The markets’ soaring spirits seem like a barefaced lie, masking the gravity of both economic and healthcare crises, but experts reason that it’s indicative of future optimism, perhaps anchored by hopes of a recovery in growth.In terms of the m-cap-to-GDP ratio, this translates to 109 per cent — much higher than the historical average of 75 per cent, but lower than the all-time high of 147 per cent seen in 2007.  Market capitalisation, or market value, is calculated by multiplying share prices with total shares outstanding of all listed firms.

The m-cap-to-GDP ratio also indicates whether markets are underpriced or overpriced compared to the historical average. Broadly, a range between 50 per cent and 75 per cent is considered undervalued, 75-90 per cent fair valued, and anything above 90 per cent is modestly overvalued. India has rarely exceeded 100 per cent and the average of the last 20 years stands at 75 per cent.Some believe that m-cap-to-GDP, also known as the Buffett Indicator, isn’t a marker of economic progress since listed companies are a fraction of India’s GDP, or overall output. 
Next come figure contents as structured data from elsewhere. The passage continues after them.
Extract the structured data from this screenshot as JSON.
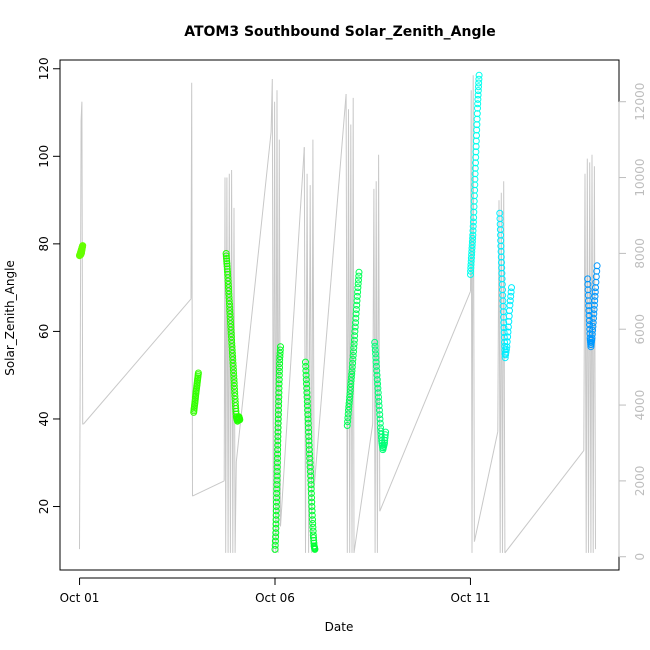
{
  "chart_data": {
    "type": "scatter",
    "title": "ATOM3 Southbound Solar_Zenith_Angle",
    "xlabel": "Date",
    "ylabel": "Solar_Zenith_Angle",
    "x_ticks": [
      {
        "label": "Oct 01",
        "day": 1.0
      },
      {
        "label": "Oct 06",
        "day": 6.0
      },
      {
        "label": "Oct 11",
        "day": 11.0
      }
    ],
    "xlim_days": [
      0.5,
      14.8
    ],
    "ylim": [
      5.5,
      122
    ],
    "y_ticks": [
      20,
      40,
      60,
      80,
      100,
      120
    ],
    "y2_ticks": [
      0,
      2000,
      4000,
      6000,
      8000,
      10000,
      12000
    ],
    "y2lim": [
      -350,
      13100
    ],
    "grid": false,
    "colors": {
      "altitude_line": "#c8c8c8",
      "right_axis": "#bdbdbd"
    },
    "series": [
      {
        "color": "#66ff00",
        "points": [
          [
            1.0,
            77.3
          ],
          [
            1.02,
            77.8
          ],
          [
            1.04,
            78.4
          ],
          [
            1.06,
            79.0
          ],
          [
            1.08,
            79.6
          ],
          [
            1.05,
            78.0
          ],
          [
            1.03,
            77.5
          ]
        ]
      },
      {
        "color": "#33ff00",
        "points": [
          [
            3.92,
            41.5
          ],
          [
            3.94,
            43.0
          ],
          [
            3.96,
            44.5
          ],
          [
            3.98,
            46.0
          ],
          [
            4.0,
            47.5
          ],
          [
            4.02,
            49.0
          ],
          [
            4.04,
            50.5
          ]
        ]
      },
      {
        "color": "#22ff00",
        "points": [
          [
            4.75,
            77.8
          ],
          [
            4.77,
            75.5
          ],
          [
            4.79,
            73.0
          ],
          [
            4.81,
            70.0
          ],
          [
            4.83,
            67.0
          ],
          [
            4.85,
            64.0
          ],
          [
            4.87,
            61.0
          ],
          [
            4.89,
            58.0
          ],
          [
            4.91,
            55.0
          ],
          [
            4.93,
            52.0
          ],
          [
            4.95,
            49.0
          ],
          [
            4.97,
            46.0
          ],
          [
            4.99,
            43.0
          ],
          [
            5.01,
            40.5
          ],
          [
            5.04,
            39.5
          ],
          [
            5.08,
            40.5
          ],
          [
            5.1,
            39.8
          ]
        ]
      },
      {
        "color": "#00ff22",
        "points": [
          [
            6.0,
            10.2
          ],
          [
            6.02,
            14.0
          ],
          [
            6.03,
            18.0
          ],
          [
            6.04,
            22.0
          ],
          [
            6.05,
            26.0
          ],
          [
            6.06,
            30.0
          ],
          [
            6.07,
            34.0
          ],
          [
            6.08,
            38.0
          ],
          [
            6.09,
            42.0
          ],
          [
            6.1,
            46.0
          ],
          [
            6.11,
            50.0
          ],
          [
            6.12,
            53.5
          ],
          [
            6.14,
            56.5
          ]
        ]
      },
      {
        "color": "#00ff33",
        "points": [
          [
            6.78,
            53.0
          ],
          [
            6.8,
            49.0
          ],
          [
            6.82,
            45.0
          ],
          [
            6.84,
            41.0
          ],
          [
            6.86,
            37.0
          ],
          [
            6.88,
            33.0
          ],
          [
            6.9,
            29.0
          ],
          [
            6.92,
            25.0
          ],
          [
            6.94,
            21.0
          ],
          [
            6.96,
            17.0
          ],
          [
            6.98,
            13.5
          ],
          [
            7.0,
            11.0
          ],
          [
            7.02,
            10.2
          ]
        ]
      },
      {
        "color": "#00ff55",
        "points": [
          [
            7.85,
            38.5
          ],
          [
            7.88,
            42.0
          ],
          [
            7.91,
            45.0
          ],
          [
            7.94,
            48.0
          ],
          [
            7.97,
            51.0
          ],
          [
            8.0,
            54.5
          ],
          [
            8.03,
            58.0
          ],
          [
            8.06,
            62.0
          ],
          [
            8.09,
            66.0
          ],
          [
            8.12,
            70.0
          ],
          [
            8.15,
            73.5
          ]
        ]
      },
      {
        "color": "#00ff77",
        "points": [
          [
            8.55,
            57.5
          ],
          [
            8.58,
            54.0
          ],
          [
            8.61,
            50.0
          ],
          [
            8.64,
            46.0
          ],
          [
            8.67,
            42.0
          ],
          [
            8.7,
            38.0
          ],
          [
            8.73,
            35.0
          ],
          [
            8.76,
            33.0
          ],
          [
            8.8,
            34.5
          ],
          [
            8.83,
            37.0
          ]
        ]
      },
      {
        "color": "#00ffee",
        "points": [
          [
            11.0,
            73.0
          ],
          [
            11.02,
            76.0
          ],
          [
            11.04,
            79.0
          ],
          [
            11.06,
            82.0
          ],
          [
            11.08,
            86.0
          ],
          [
            11.1,
            91.0
          ],
          [
            11.12,
            96.0
          ],
          [
            11.14,
            101.0
          ],
          [
            11.16,
            106.0
          ],
          [
            11.18,
            111.0
          ],
          [
            11.2,
            115.0
          ],
          [
            11.22,
            118.5
          ]
        ]
      },
      {
        "color": "#00eeff",
        "points": [
          [
            11.75,
            87.0
          ],
          [
            11.77,
            82.0
          ],
          [
            11.79,
            77.0
          ],
          [
            11.81,
            72.0
          ],
          [
            11.83,
            67.0
          ],
          [
            11.85,
            62.0
          ],
          [
            11.87,
            57.5
          ],
          [
            11.89,
            54.0
          ],
          [
            11.93,
            56.5
          ],
          [
            11.97,
            61.0
          ],
          [
            12.01,
            66.0
          ],
          [
            12.05,
            70.0
          ]
        ]
      },
      {
        "color": "#0099ff",
        "points": [
          [
            14.0,
            72.0
          ],
          [
            14.02,
            67.0
          ],
          [
            14.04,
            62.5
          ],
          [
            14.06,
            58.5
          ],
          [
            14.08,
            56.5
          ],
          [
            14.11,
            58.5
          ],
          [
            14.14,
            62.0
          ],
          [
            14.17,
            66.0
          ],
          [
            14.2,
            70.0
          ],
          [
            14.24,
            75.0
          ]
        ]
      }
    ],
    "altitude_segments": [
      [
        [
          1.0,
          200
        ],
        [
          1.02,
          5500
        ],
        [
          1.04,
          11500
        ],
        [
          1.06,
          12000
        ],
        [
          1.08,
          3500
        ],
        [
          1.1,
          3500
        ]
      ],
      [
        [
          1.1,
          3500
        ],
        [
          3.85,
          6800
        ]
      ],
      [
        [
          3.85,
          6800
        ],
        [
          3.87,
          12500
        ],
        [
          3.89,
          1600
        ]
      ],
      [
        [
          3.89,
          1600
        ],
        [
          4.7,
          2000
        ]
      ],
      [
        [
          4.7,
          2000
        ],
        [
          4.72,
          10000
        ],
        [
          4.74,
          100
        ],
        [
          4.77,
          10000
        ],
        [
          4.8,
          100
        ],
        [
          4.83,
          10100
        ],
        [
          4.86,
          100
        ],
        [
          4.89,
          10200
        ],
        [
          4.92,
          100
        ],
        [
          4.95,
          9200
        ],
        [
          4.98,
          100
        ],
        [
          5.01,
          2500
        ]
      ],
      [
        [
          5.01,
          2500
        ],
        [
          5.9,
          11200
        ]
      ],
      [
        [
          5.9,
          11200
        ],
        [
          5.93,
          12600
        ],
        [
          5.96,
          100
        ],
        [
          5.99,
          12000
        ],
        [
          6.02,
          100
        ],
        [
          6.05,
          12300
        ],
        [
          6.08,
          100
        ],
        [
          6.11,
          11000
        ],
        [
          6.14,
          800
        ]
      ],
      [
        [
          6.14,
          800
        ],
        [
          6.75,
          10800
        ]
      ],
      [
        [
          6.75,
          10800
        ],
        [
          6.78,
          100
        ],
        [
          6.82,
          10100
        ],
        [
          6.86,
          100
        ],
        [
          6.9,
          9800
        ],
        [
          6.94,
          100
        ],
        [
          6.97,
          11000
        ],
        [
          7.0,
          1800
        ]
      ],
      [
        [
          7.0,
          1800
        ],
        [
          7.82,
          12200
        ]
      ],
      [
        [
          7.82,
          12200
        ],
        [
          7.85,
          100
        ],
        [
          7.88,
          11800
        ],
        [
          7.91,
          100
        ],
        [
          7.94,
          11400
        ],
        [
          7.97,
          100
        ],
        [
          8.0,
          12100
        ],
        [
          8.02,
          100
        ]
      ],
      [
        [
          8.02,
          100
        ],
        [
          8.5,
          3500
        ]
      ],
      [
        [
          8.5,
          3500
        ],
        [
          8.53,
          9700
        ],
        [
          8.56,
          100
        ],
        [
          8.59,
          9900
        ],
        [
          8.62,
          100
        ],
        [
          8.65,
          10600
        ],
        [
          8.68,
          1200
        ]
      ],
      [
        [
          8.68,
          1200
        ],
        [
          11.0,
          7000
        ]
      ],
      [
        [
          11.0,
          7000
        ],
        [
          11.02,
          12300
        ],
        [
          11.04,
          100
        ],
        [
          11.07,
          12700
        ],
        [
          11.1,
          400
        ]
      ],
      [
        [
          11.1,
          400
        ],
        [
          11.7,
          3300
        ]
      ],
      [
        [
          11.7,
          3300
        ],
        [
          11.73,
          9400
        ],
        [
          11.76,
          100
        ],
        [
          11.79,
          9600
        ],
        [
          11.82,
          100
        ],
        [
          11.85,
          9900
        ],
        [
          11.88,
          100
        ]
      ],
      [
        [
          11.88,
          100
        ],
        [
          13.9,
          2800
        ]
      ],
      [
        [
          13.9,
          2800
        ],
        [
          13.93,
          10100
        ],
        [
          13.96,
          100
        ],
        [
          13.99,
          10500
        ],
        [
          14.02,
          100
        ],
        [
          14.05,
          10400
        ],
        [
          14.08,
          100
        ],
        [
          14.11,
          10600
        ],
        [
          14.14,
          100
        ],
        [
          14.17,
          10300
        ],
        [
          14.2,
          200
        ]
      ]
    ]
  }
}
“The ratio itself may not be useful, but its direction is. That’s because these listed companies include consumer goods, automakers, FMCGs, and others, whose products are bought by people. But it may not be a perfect indicator of economic progress. The question is whether the growth of these large companies indicates equitable growth? The answer is unclear. But it’s also true that when the formal economy goes up, the informal economy benefits, too. So, markets going up is definitely not a bad sign, but a reflection of expectations of market traders,” said Prasanna Tantri, assistant professor, ISB, whose research specialisation includes stock markets. 

Meanwhile, foreign portfolio investors’ holdings in domestic equities touched $552 billion in just the three months ending March. The equities rally is also led by large-caps followed by gains in mid- and small-cap stocks, which are seeing record participation from domestic retail investors.